Tuesday 20 November 2012

Rasa Cucumber Curry


We have a surfeit of cucumbers in the organic box, so I’m making a recipe from London’s Rasa chain of restaurants. We don’t tend to cook cucumbers that much, but this is really good.

1tbsp tamarind pulp
1/2tsp fenugreek seeds
4 dried red chillies
50g desiccated coconut
1tsp turmeric powder
4tbsp vegetable oil
1/2tsp mustard seeds
7 curry leaves
400g cucumbers, peeled and partly seeded

Understandably the boy is not sure about this at all. I was tempted to tell him this was actually an Asian vegetable he hadn’t had before but realised that this would do nothing for his confidence. This is London-Asian so a Bhangra CD goes on.

Steep the tamarind in 4tbsp hot water and break it up with a fork, as much as you can. After about 20 minutes sieve it to get a thick liquid. The sieve is a nightmare to wash up, but that’s just part of it.

Chop the cucumber into fairly small pieces. I think a little unevenness will give a better variety of textures at the end so allow for some really big and small pieces.
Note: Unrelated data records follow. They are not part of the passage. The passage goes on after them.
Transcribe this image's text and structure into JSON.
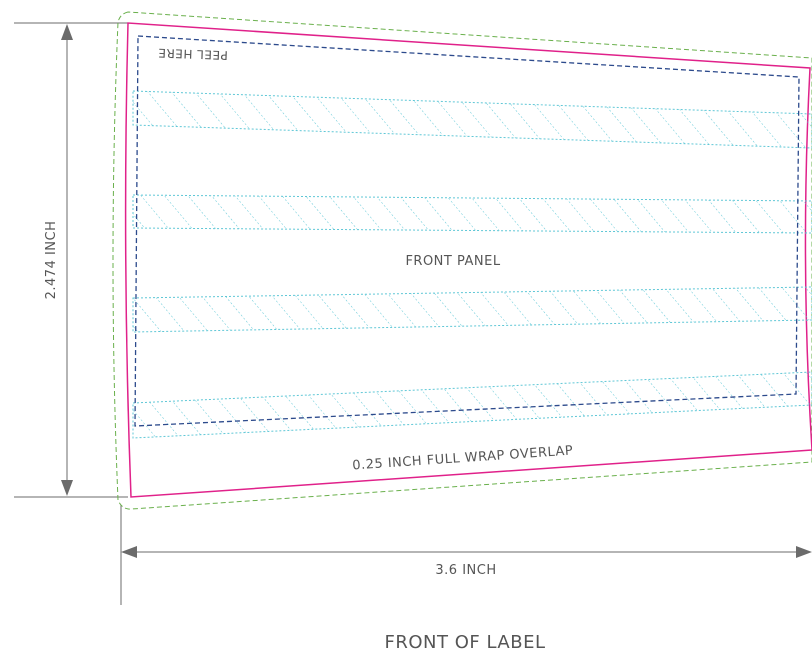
{
  "labels": {
    "height_dimension": "2.474 INCH",
    "width_dimension": "3.6 INCH",
    "peel_here": "PEEL HERE",
    "front_panel": "FRONT PANEL",
    "overlap": "0.25 INCH FULL WRAP OVERLAP",
    "caption": "FRONT OF LABEL"
  },
  "colors": {
    "dimension_lines": "#6b6b6b",
    "trim_line": "#e0218a",
    "bleed_line": "#6ab04c",
    "safe_line": "#2c4a8c",
    "hatch_bands": "#5fc7d6",
    "text": "#555555"
  }
}
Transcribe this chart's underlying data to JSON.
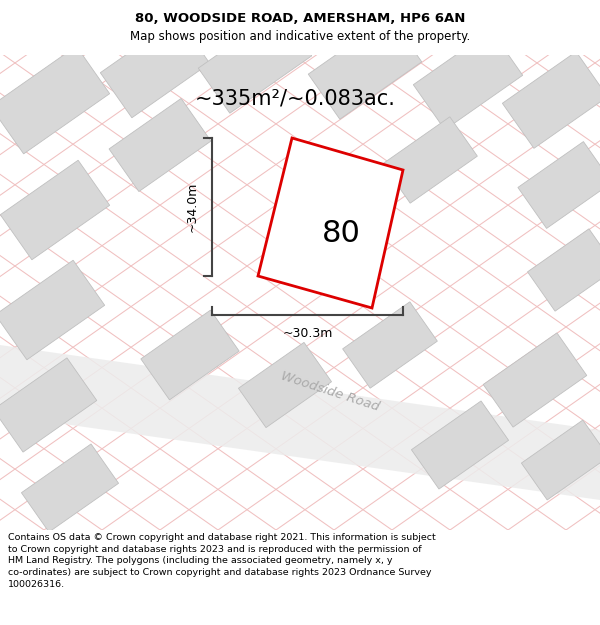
{
  "title_line1": "80, WOODSIDE ROAD, AMERSHAM, HP6 6AN",
  "title_line2": "Map shows position and indicative extent of the property.",
  "area_text": "~335m²/~0.083ac.",
  "label_80": "80",
  "dim_vertical": "~34.0m",
  "dim_horizontal": "~30.3m",
  "road_label": "Woodside Road",
  "footer_text": "Contains OS data © Crown copyright and database right 2021. This information is subject to Crown copyright and database rights 2023 and is reproduced with the permission of HM Land Registry. The polygons (including the associated geometry, namely x, y co-ordinates) are subject to Crown copyright and database rights 2023 Ordnance Survey 100026316.",
  "map_bg": "#f2f2f2",
  "plot_outline_color": "#dd0000",
  "grid_line_color": "#f0c0c0",
  "block_color": "#d8d8d8",
  "block_outline": "#c0c0c0",
  "dim_line_color": "#444444",
  "title_fontsize": 9.5,
  "subtitle_fontsize": 8.5,
  "area_fontsize": 15,
  "label_fontsize": 22,
  "dim_fontsize": 9,
  "road_fontsize": 9.5,
  "footer_fontsize": 6.8
}
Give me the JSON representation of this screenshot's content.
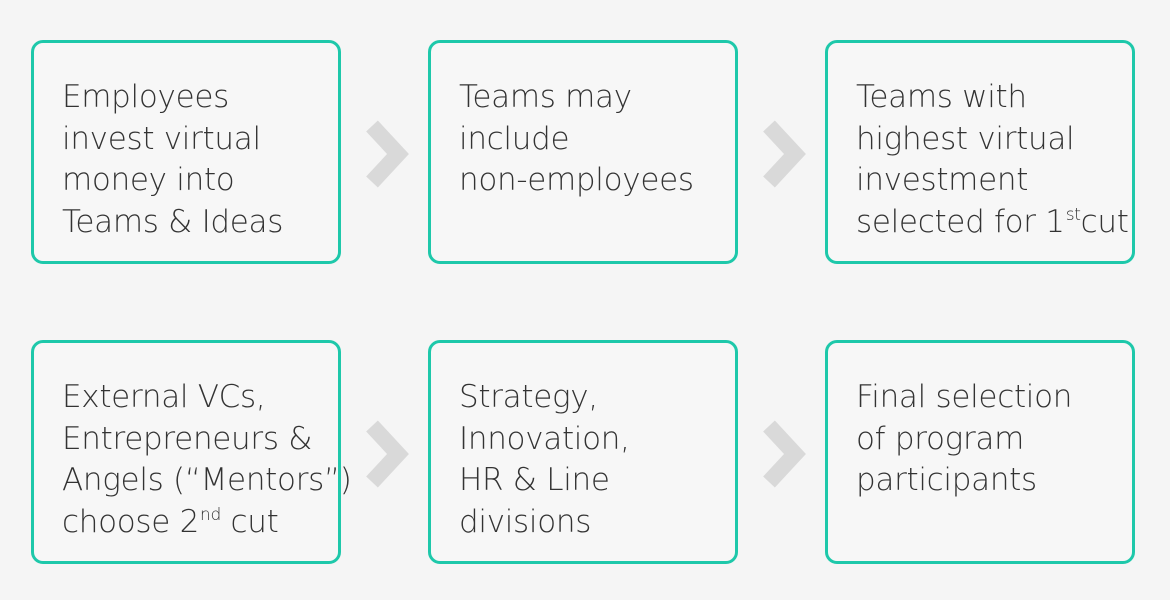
{
  "colors": {
    "box_border": "#1ec8aa",
    "text": "#333333",
    "arrow": "#d9d9d9",
    "background": "#f5f5f5"
  },
  "steps": [
    {
      "lines": [
        {
          "text": "Employees"
        },
        {
          "text": "invest virtual"
        },
        {
          "text": "money into"
        },
        {
          "text": "Teams & Ideas"
        }
      ]
    },
    {
      "lines": [
        {
          "text": "Teams may"
        },
        {
          "text": "include"
        },
        {
          "text": "non-employees"
        }
      ]
    },
    {
      "lines": [
        {
          "text": "Teams with"
        },
        {
          "text": "highest virtual"
        },
        {
          "text": "investment"
        },
        {
          "text": "selected for 1",
          "sup": "st",
          "after": "cut"
        }
      ]
    },
    {
      "lines": [
        {
          "text": "External VCs,"
        },
        {
          "text": "Entrepreneurs &"
        },
        {
          "text": "Angels (“Mentors”)"
        },
        {
          "text": "choose 2",
          "sup": "nd",
          "after": " cut"
        }
      ]
    },
    {
      "lines": [
        {
          "text": "Strategy,"
        },
        {
          "text": "Innovation,"
        },
        {
          "text": "HR & Line"
        },
        {
          "text": "divisions"
        }
      ]
    },
    {
      "lines": [
        {
          "text": "Final selection"
        },
        {
          "text": "of program"
        },
        {
          "text": "participants"
        }
      ]
    }
  ],
  "arrows": [
    {
      "icon": "chevron-right-icon"
    },
    {
      "icon": "chevron-right-icon"
    },
    {
      "icon": "chevron-right-icon"
    },
    {
      "icon": "chevron-right-icon"
    }
  ]
}
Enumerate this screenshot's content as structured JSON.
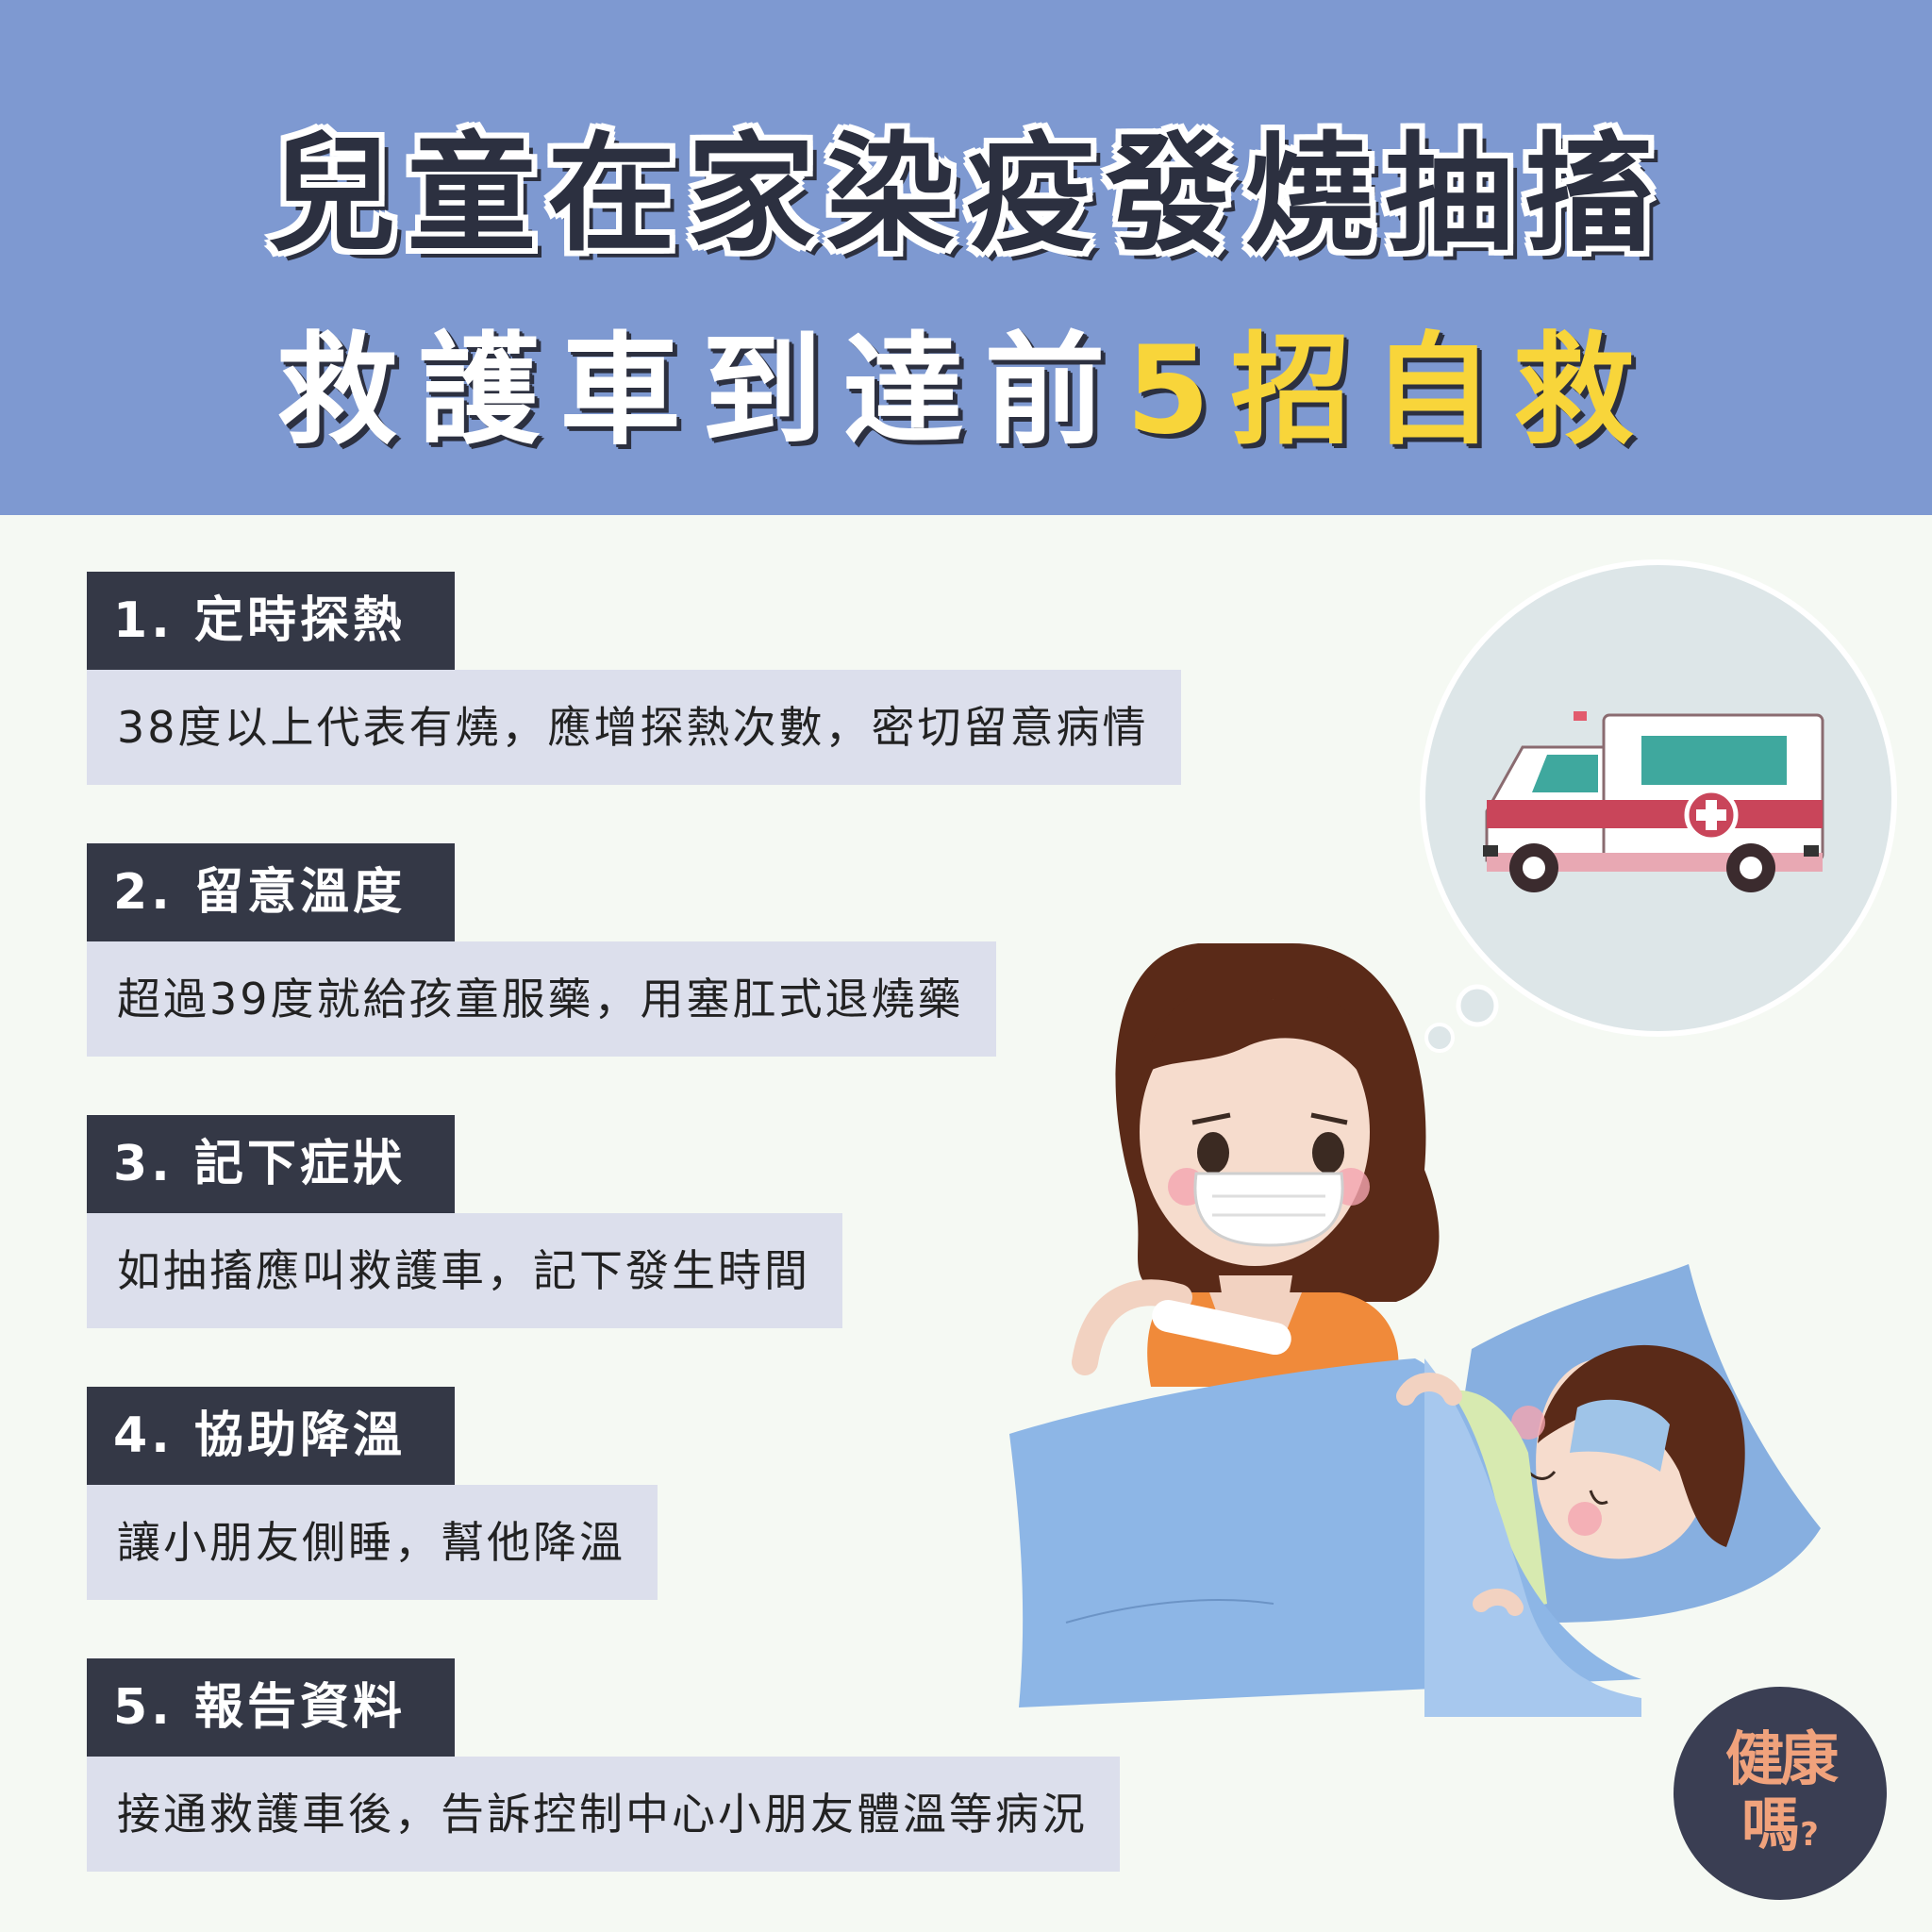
{
  "header": {
    "title_line1": "兒童在家染疫發燒抽搐",
    "title_line2_white": "救護車到達前",
    "title_line2_yellow": "5招自救"
  },
  "tips": [
    {
      "heading": "1. 定時探熱",
      "body": "38度以上代表有燒，應增探熱次數，密切留意病情"
    },
    {
      "heading": "2. 留意溫度",
      "body": "超過39度就給孩童服藥，用塞肛式退燒藥"
    },
    {
      "heading": "3. 記下症狀",
      "body": "如抽搐應叫救護車，記下發生時間"
    },
    {
      "heading": "4. 協助降溫",
      "body": "讓小朋友側睡，幫他降溫"
    },
    {
      "heading": "5. 報告資料",
      "body": "接通救護車後，告訴控制中心小朋友體溫等病況"
    }
  ],
  "logo": {
    "line1": "健康",
    "line2": "嗎",
    "mark": "?"
  },
  "colors": {
    "header_bg": "#7e99d1",
    "page_bg": "#f5f9f3",
    "tip_heading_bg": "#343846",
    "tip_body_bg": "#dcdfec",
    "highlight": "#f8d53a",
    "logo_bg": "#3a3e53",
    "logo_text": "#f0a27c"
  },
  "icons": [
    "ambulance-icon",
    "thought-bubble",
    "mother-illustration",
    "sick-child-illustration"
  ]
}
In a dry frying pan, toast the fenugreek seeds and dried chillies for a minute and then tip them in a blender with the tamarind pulp, coconut and turmeric to make a paste.

In the same frying pan, heat the oil and fry the mustard seeds until they pop. Add the paste and the curry leaves and get it nice and hot. Then add the cucumber. Turn the heat down low and cook for 5 minutes.

The good news is that the boy does actually like it and claims he probably wouldn’t have thought it was cucumber if I hadn’t told him.